Equally a work that belongs to no one other than herself, former Rivette protégé Claire Denis's White Material replicates the latter director's singular, overtly subjective Beau Travail (1999)-Friday Night (2002) idiom, replete with their rhythmic editing pattern; preponderance of tight, medium-length compositions; and lastly, their lyrical, contextualizing landscapes. (By contrast, Around a Small Mountain, maintains an even lighting in its outdoor, southern French spaces, favoring long shot-long take set-ups that again affirm the film's connection to theatre.) Furthermore, White Material shuffles its temporal structure - in line with 2004's L'intrus, though arguably much more lucidly in the later picture, and older Rivette - to procure the strong sense of an interior narrative filter, often though (importantly) not exclusively aligned with Isabella Huppert's Maria. Denis specifically cuts from Maria, separated from her family estate, to earlier scenes depicting her coffee plantation's overtaking in the midst of civil war.
In this way, White Material registers a dream-like character, or more precisely a nightmarish valence that in some respects, to make another comparison to the American cinema of the late Carter-era, suggests Francis Ford Coppola's Apocalypse Now (1979). For Denis, the hell is an unspecified, war-torn, post-colonial African, where DJs call for revolt against the country's remaining whites, and where bands of child soldiers sport fire arms and machetes, as they prepare to ambush the aforesaid. Indeed, it is details such as the latter that White Material proves its immense topicality as one of the only recent examples of Western world cinema willing to engage with the tragic reality of its former African colonies. Denis's film is many parts of post-colonial Africa, to extend the Coppola comparison. And while there is a certain political incorrectness in highlight such ignominious realities, or to worry about colonizer subjectivity at all, unjustified in this writer's view (especially when one considers Denis's stated sympathy for the "rascals"), White Material equally acknowledges the film's French colonist's ability to leave - albeit at the great cost of their life's works - in contrast to its African nationals whose future reality promises unemployment for those lucky enough to survive civil war at all.
Ultimately, White Material is vital filmmaking both on the level of global political realities, and also that of filmic form. Of course, its very impressionistic nature also makes it among the more difficult major works of 2009, and, for this writer, one of those films most in need of a repeat viewing.

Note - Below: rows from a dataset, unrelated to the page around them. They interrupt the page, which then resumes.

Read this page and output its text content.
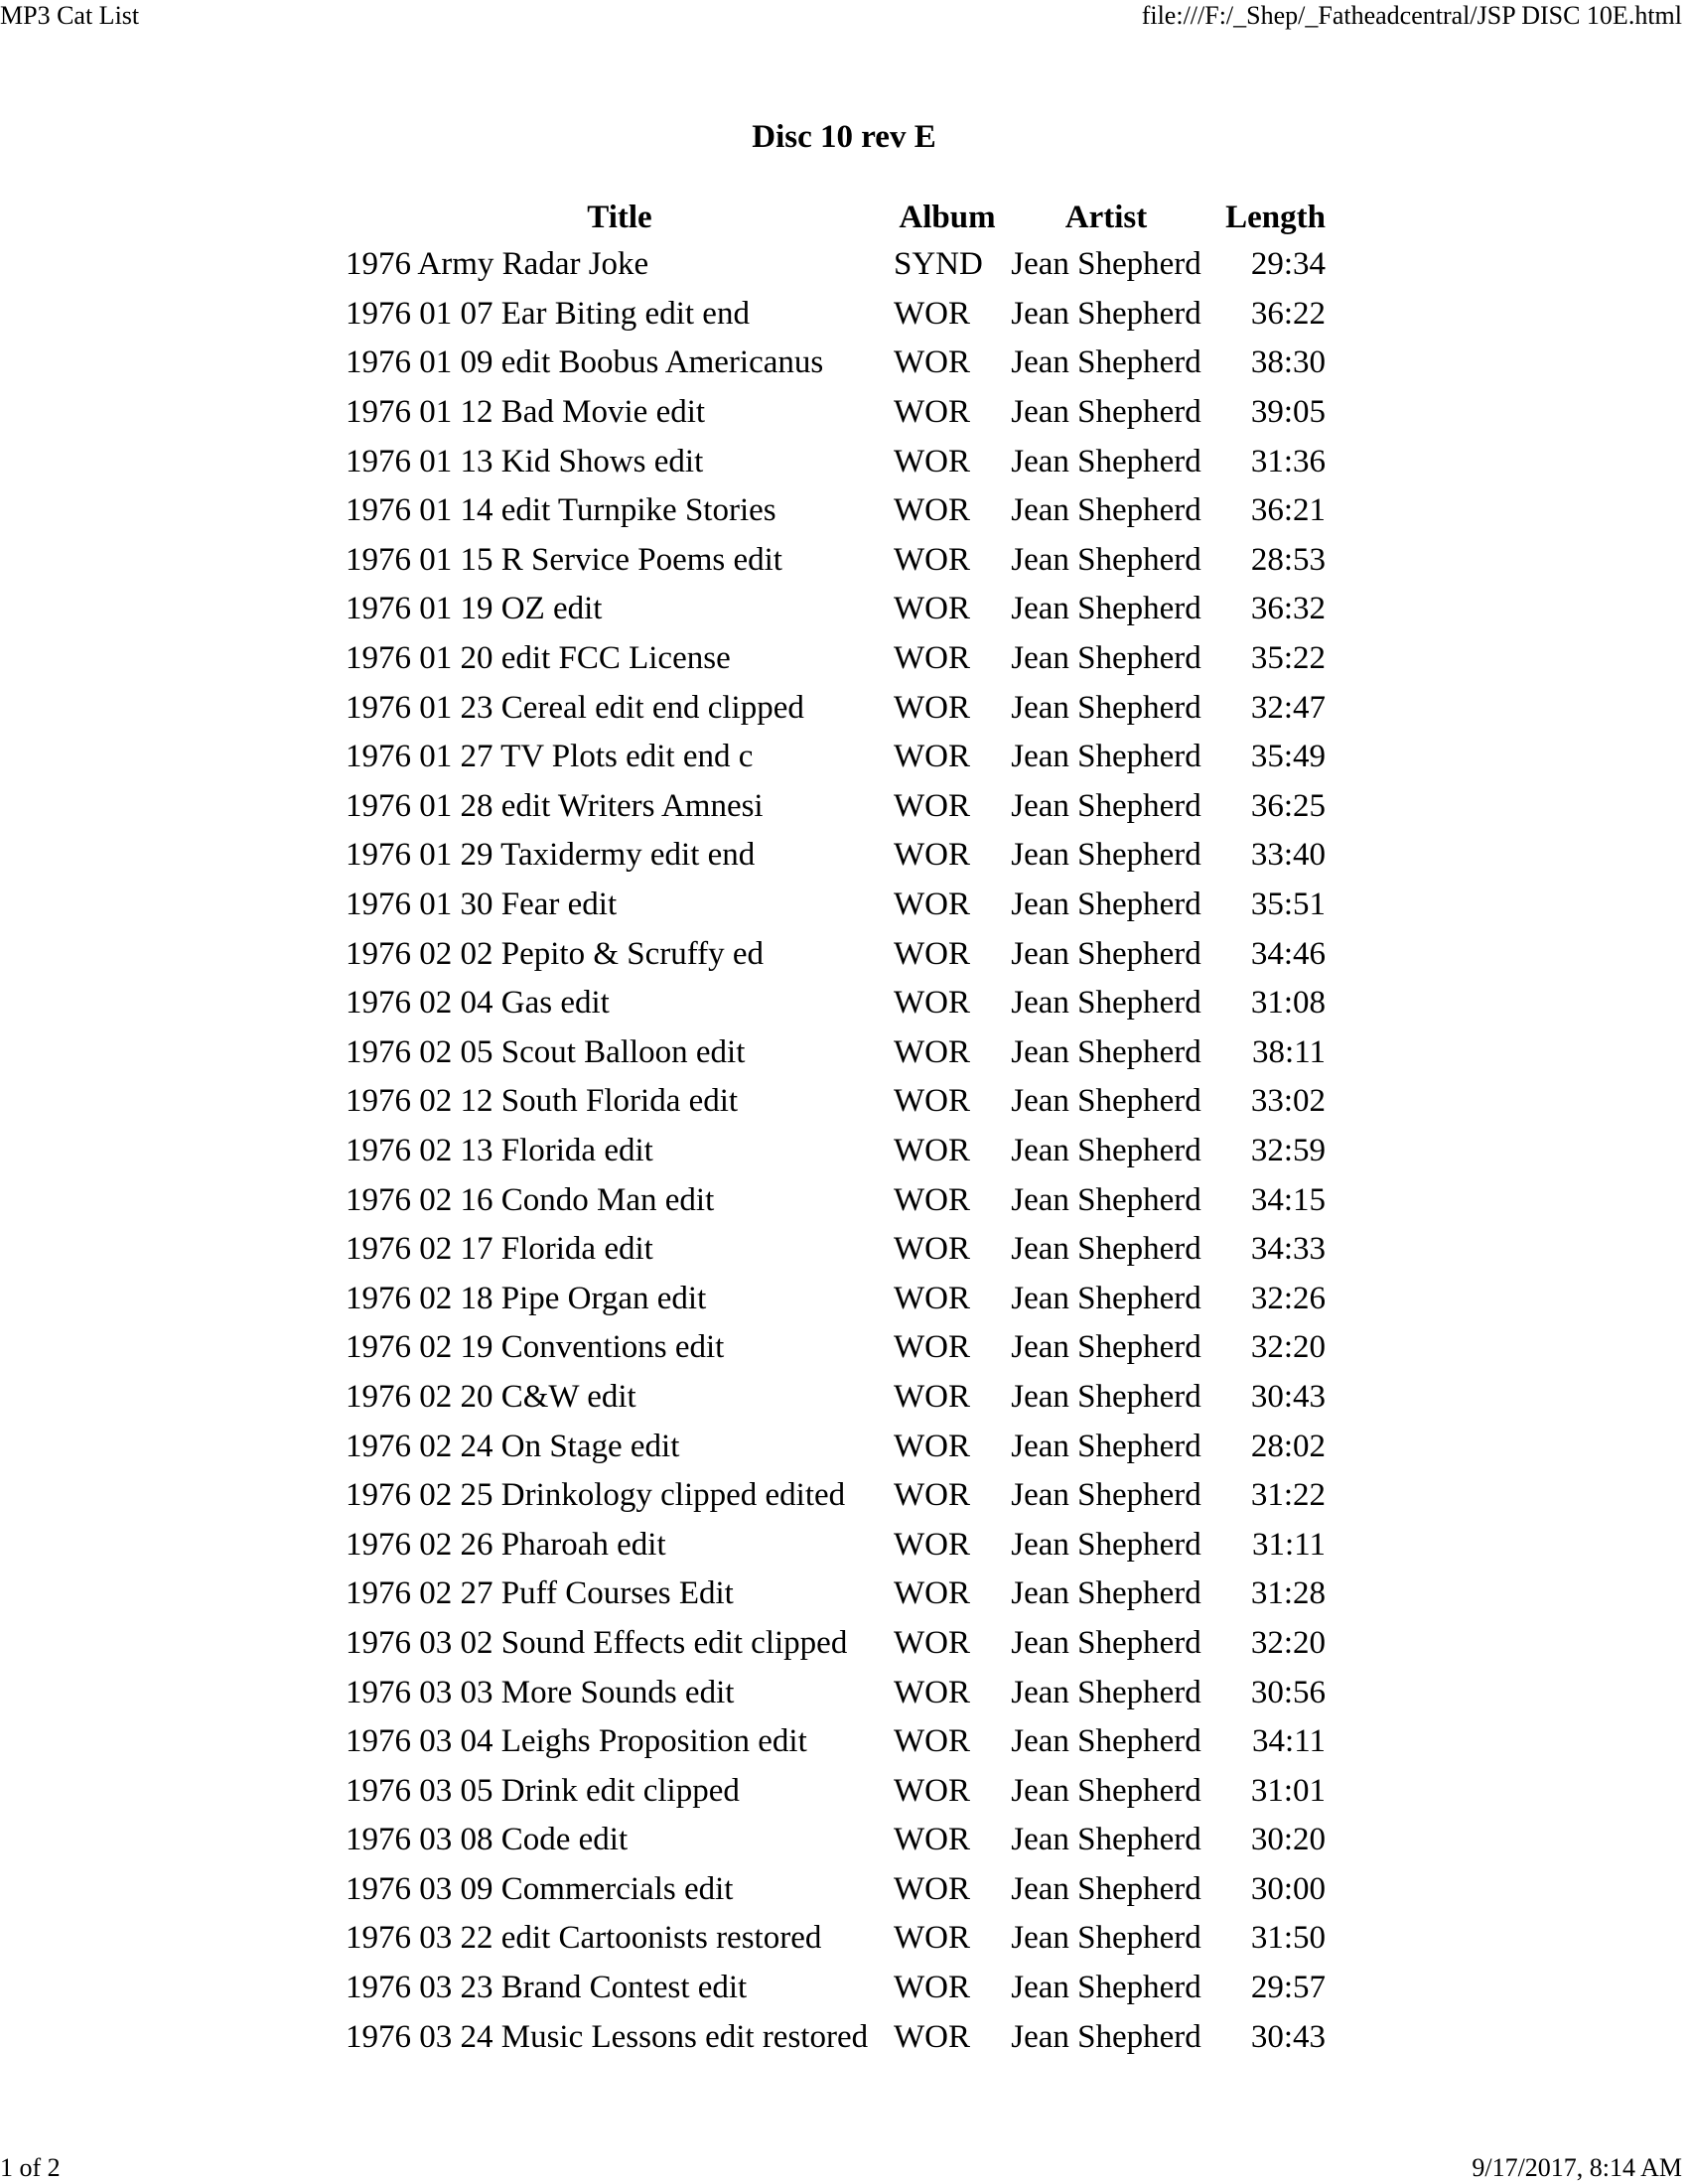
MP3 Cat List	file:///F:/_Shep/_Fatheadcentral/JSP DISC 10E.html
Disc 10 rev E
Title	Album	Artist	Length
1976 Army Radar Joke	SYND	Jean Shepherd	29:34
1976 01 07 Ear Biting edit end	WOR	Jean Shepherd	36:22
1976 01 09 edit Boobus Americanus	WOR	Jean Shepherd	38:30
1976 01 12 Bad Movie edit	WOR	Jean Shepherd	39:05
1976 01 13 Kid Shows edit	WOR	Jean Shepherd	31:36
1976 01 14 edit Turnpike Stories	WOR	Jean Shepherd	36:21
1976 01 15 R Service Poems edit	WOR	Jean Shepherd	28:53
1976 01 19 OZ edit	WOR	Jean Shepherd	36:32
1976 01 20 edit FCC License	WOR	Jean Shepherd	35:22
1976 01 23 Cereal edit end clipped	WOR	Jean Shepherd	32:47
1976 01 27 TV Plots edit end c	WOR	Jean Shepherd	35:49
1976 01 28 edit Writers Amnesi	WOR	Jean Shepherd	36:25
1976 01 29 Taxidermy edit end	WOR	Jean Shepherd	33:40
1976 01 30 Fear edit	WOR	Jean Shepherd	35:51
1976 02 02 Pepito & Scruffy ed	WOR	Jean Shepherd	34:46
1976 02 04 Gas edit	WOR	Jean Shepherd	31:08
1976 02 05 Scout Balloon edit	WOR	Jean Shepherd	38:11
1976 02 12 South Florida edit	WOR	Jean Shepherd	33:02
1976 02 13 Florida edit	WOR	Jean Shepherd	32:59
1976 02 16 Condo Man edit	WOR	Jean Shepherd	34:15
1976 02 17 Florida edit	WOR	Jean Shepherd	34:33
1976 02 18 Pipe Organ edit	WOR	Jean Shepherd	32:26
1976 02 19 Conventions edit	WOR	Jean Shepherd	32:20
1976 02 20 C&W edit	WOR	Jean Shepherd	30:43
1976 02 24 On Stage edit	WOR	Jean Shepherd	28:02
1976 02 25 Drinkology clipped edited	WOR	Jean Shepherd	31:22
1976 02 26 Pharoah edit	WOR	Jean Shepherd	31:11
1976 02 27 Puff Courses Edit	WOR	Jean Shepherd	31:28
1976 03 02 Sound Effects edit clipped	WOR	Jean Shepherd	32:20
1976 03 03 More Sounds edit	WOR	Jean Shepherd	30:56
1976 03 04 Leighs Proposition edit	WOR	Jean Shepherd	34:11
1976 03 05 Drink edit clipped	WOR	Jean Shepherd	31:01
1976 03 08 Code edit	WOR	Jean Shepherd	30:20
1976 03 09 Commercials edit	WOR	Jean Shepherd	30:00
1976 03 22 edit Cartoonists restored	WOR	Jean Shepherd	31:50
1976 03 23 Brand Contest edit	WOR	Jean Shepherd	29:57
1976 03 24 Music Lessons edit restored	WOR	Jean Shepherd	30:43
1 of 2	9/17/2017, 8:14 AM
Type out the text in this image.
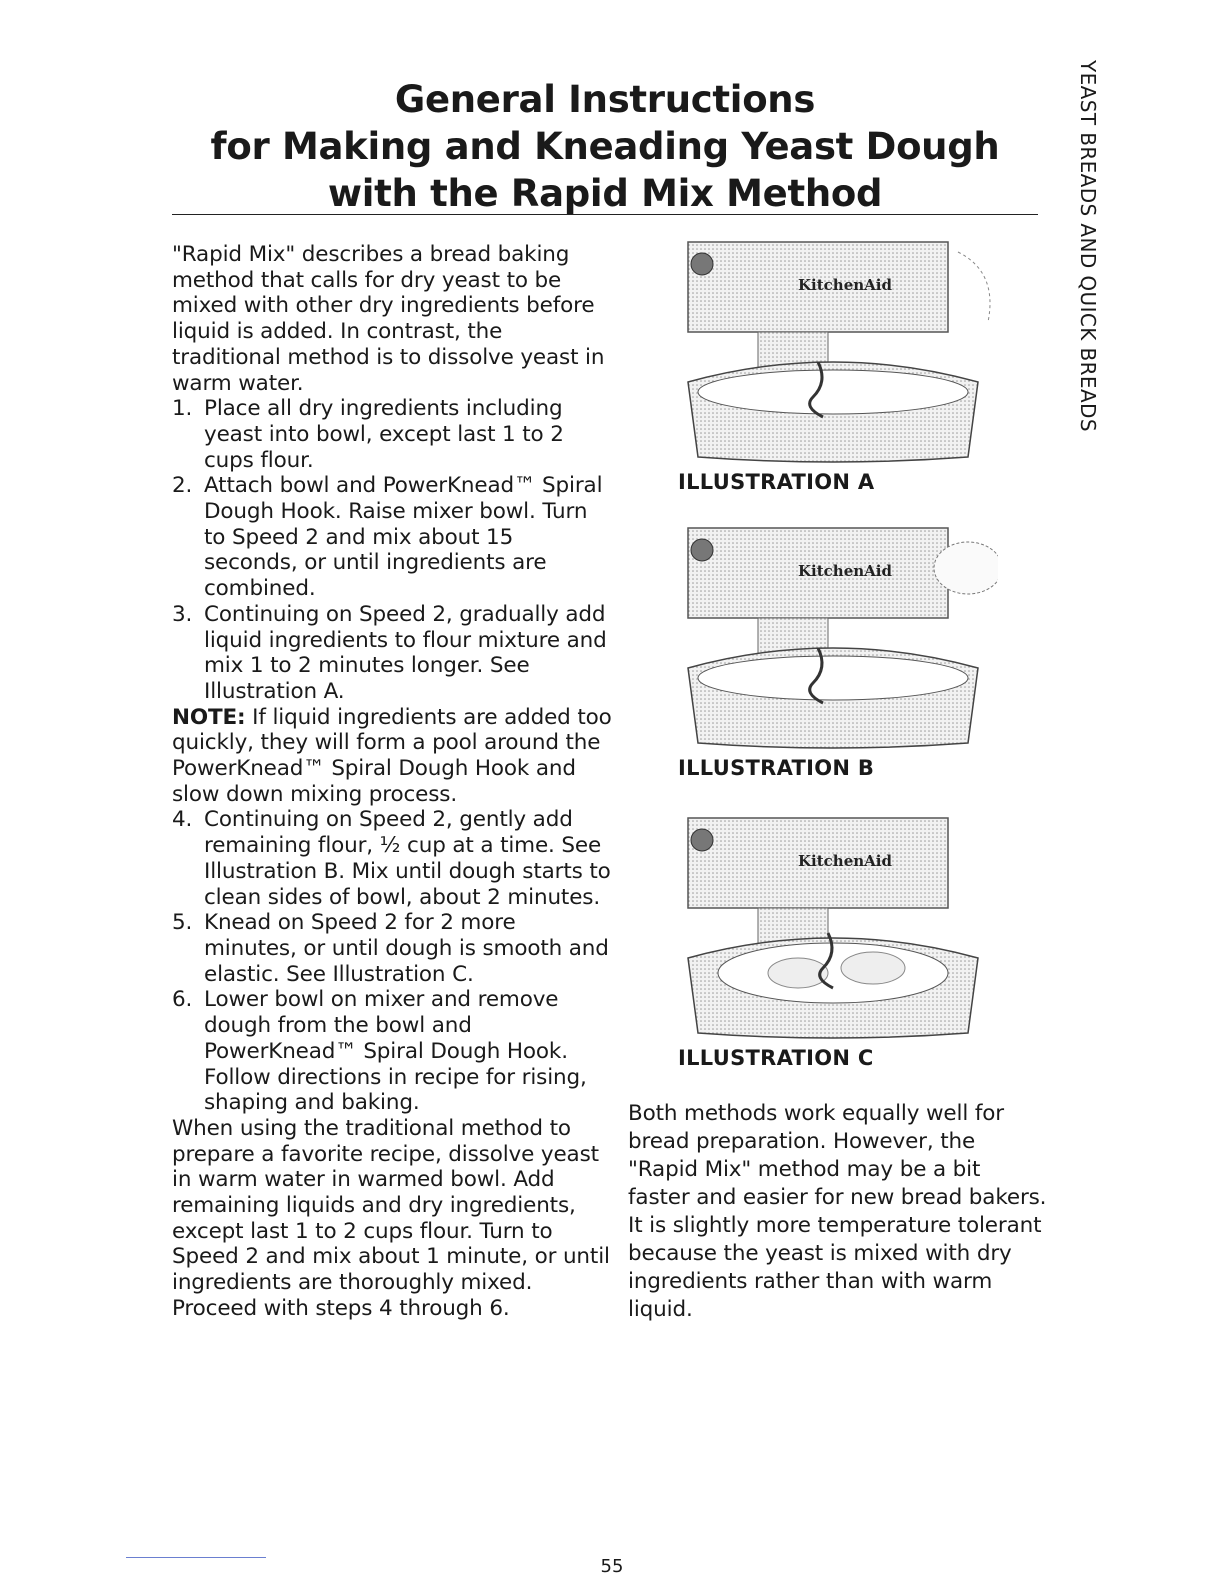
General Instructions
for Making and Kneading Yeast Dough
with the Rapid Mix Method	YEAST BREADS AND QUICK BREADS

"Rapid Mix" describes a bread baking method that calls for dry yeast to be mixed with other dry ingredients before liquid is added. In contrast, the traditional method is to dissolve yeast in warm water.

1. Place all dry ingredients including yeast into bowl, except last 1 to 2 cups flour.
2. Attach bowl and PowerKnead™ Spiral Dough Hook. Raise mixer bowl. Turn to Speed 2 and mix about 15 seconds, or until ingredients are combined.
3. Continuing on Speed 2, gradually add liquid ingredients to flour mixture and mix 1 to 2 minutes longer. See Illustration A.

NOTE: If liquid ingredients are added too quickly, they will form a pool around the PowerKnead™ Spiral Dough Hook and slow down mixing process.

4. Continuing on Speed 2, gently add remaining flour, ½ cup at a time. See Illustration B. Mix until dough starts to clean sides of bowl, about 2 minutes.
5. Knead on Speed 2 for 2 more minutes, or until dough is smooth and elastic. See Illustration C.
6. Lower bowl on mixer and remove dough from the bowl and PowerKnead™ Spiral Dough Hook. Follow directions in recipe for rising, shaping and baking.

When using the traditional method to prepare a favorite recipe, dissolve yeast in warm water in warmed bowl. Add remaining liquids and dry ingredients, except last 1 to 2 cups flour. Turn to Speed 2 and mix about 1 minute, or until ingredients are thoroughly mixed. Proceed with steps 4 through 6.

KitchenAid
ILLUSTRATION A
KitchenAid
ILLUSTRATION B
KitchenAid
ILLUSTRATION C
Both methods work equally well for bread preparation. However, the "Rapid Mix" method may be a bit faster and easier for new bread bakers. It is slightly more temperature tolerant because the yeast is mixed with dry ingredients rather than with warm liquid.
55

Nevertheless, however allusive it might prove to be, Denis's accomplishment is unmistakable.
Note: [*] Eastwood's film manifests a proto-Reaganism in its patriotic renewal of the US, whereas Rivette's film, typical for the director, lacks such a (French) sociological context. Thus, Rivette's film, which in some respects presents itself as a final testament, does not allow for a full house at the film's end. Rather Rivette's art, emblematic not of a nation writ large but of the director's own art historical context which has become by this point classical, embraces its continued minor popularity.